The long-term goal of Ford Versypt’s research program is to develop multiscale mathematical and computational models to enhance understanding of the mechanisms governing tissue remodeling and damage from diseases and infections, and to stimulate the treatment of those conditions to improve human health. Her research program is funded by the National Science Foundation (NSF) and the National Institutes of Health.
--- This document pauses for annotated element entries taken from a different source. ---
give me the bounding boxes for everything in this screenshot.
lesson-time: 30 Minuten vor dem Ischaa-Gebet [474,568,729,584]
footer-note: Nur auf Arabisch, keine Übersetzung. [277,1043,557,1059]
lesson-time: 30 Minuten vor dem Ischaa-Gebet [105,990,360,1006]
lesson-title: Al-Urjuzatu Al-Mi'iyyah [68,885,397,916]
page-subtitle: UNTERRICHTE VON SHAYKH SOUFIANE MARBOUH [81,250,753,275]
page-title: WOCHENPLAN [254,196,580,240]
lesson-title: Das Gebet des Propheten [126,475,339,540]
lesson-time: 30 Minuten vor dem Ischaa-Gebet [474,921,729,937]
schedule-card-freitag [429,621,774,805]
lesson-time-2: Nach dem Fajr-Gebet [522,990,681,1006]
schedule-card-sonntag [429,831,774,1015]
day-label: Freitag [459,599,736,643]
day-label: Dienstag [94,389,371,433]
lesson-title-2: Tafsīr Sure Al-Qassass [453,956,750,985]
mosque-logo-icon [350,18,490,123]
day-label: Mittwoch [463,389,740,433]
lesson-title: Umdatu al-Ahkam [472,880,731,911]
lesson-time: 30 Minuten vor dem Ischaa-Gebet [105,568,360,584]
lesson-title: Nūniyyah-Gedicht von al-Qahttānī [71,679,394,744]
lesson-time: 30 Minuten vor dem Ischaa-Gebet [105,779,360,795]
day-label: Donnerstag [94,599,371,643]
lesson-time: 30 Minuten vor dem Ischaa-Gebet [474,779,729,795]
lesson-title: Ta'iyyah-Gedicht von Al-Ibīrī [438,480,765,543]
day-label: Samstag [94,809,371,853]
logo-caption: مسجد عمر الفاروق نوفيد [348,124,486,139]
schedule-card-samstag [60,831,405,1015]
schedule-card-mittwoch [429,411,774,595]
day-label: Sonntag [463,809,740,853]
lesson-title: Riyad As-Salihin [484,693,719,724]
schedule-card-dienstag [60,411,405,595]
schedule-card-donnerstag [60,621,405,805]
Ford Versypt also leads the Systems Biomedicine and Pharmaceutics Laboratory at UB. The lab specializes in modeling kinetics and transport processes involved in biological and chemical interactions related to both physiological microenvironments and engineered biomedical and pharmaceutical systems, particularly those involved in tissue damage and treatment.

Ford Versypt has authored or co-authored 29 peer-reviewed journal publications and earned the NSF CAREER Award in 2019. In 2017, Ford Versypt was recognized by the American Institute of Chemical Engineers (AIChE) as one of the institute’s “35 under 35.” She is also a director of AIChE’s computing and systems technology division and past chair of the chemical engineering division of the American Society for Engineering Education.

Industrial & Engineering Chemistry is a weekly publication reporting industrial and academic research in the chemistry and chemical and biomolecular/biochemical engineering. The journal has been published by the American Chemical Society since 1909.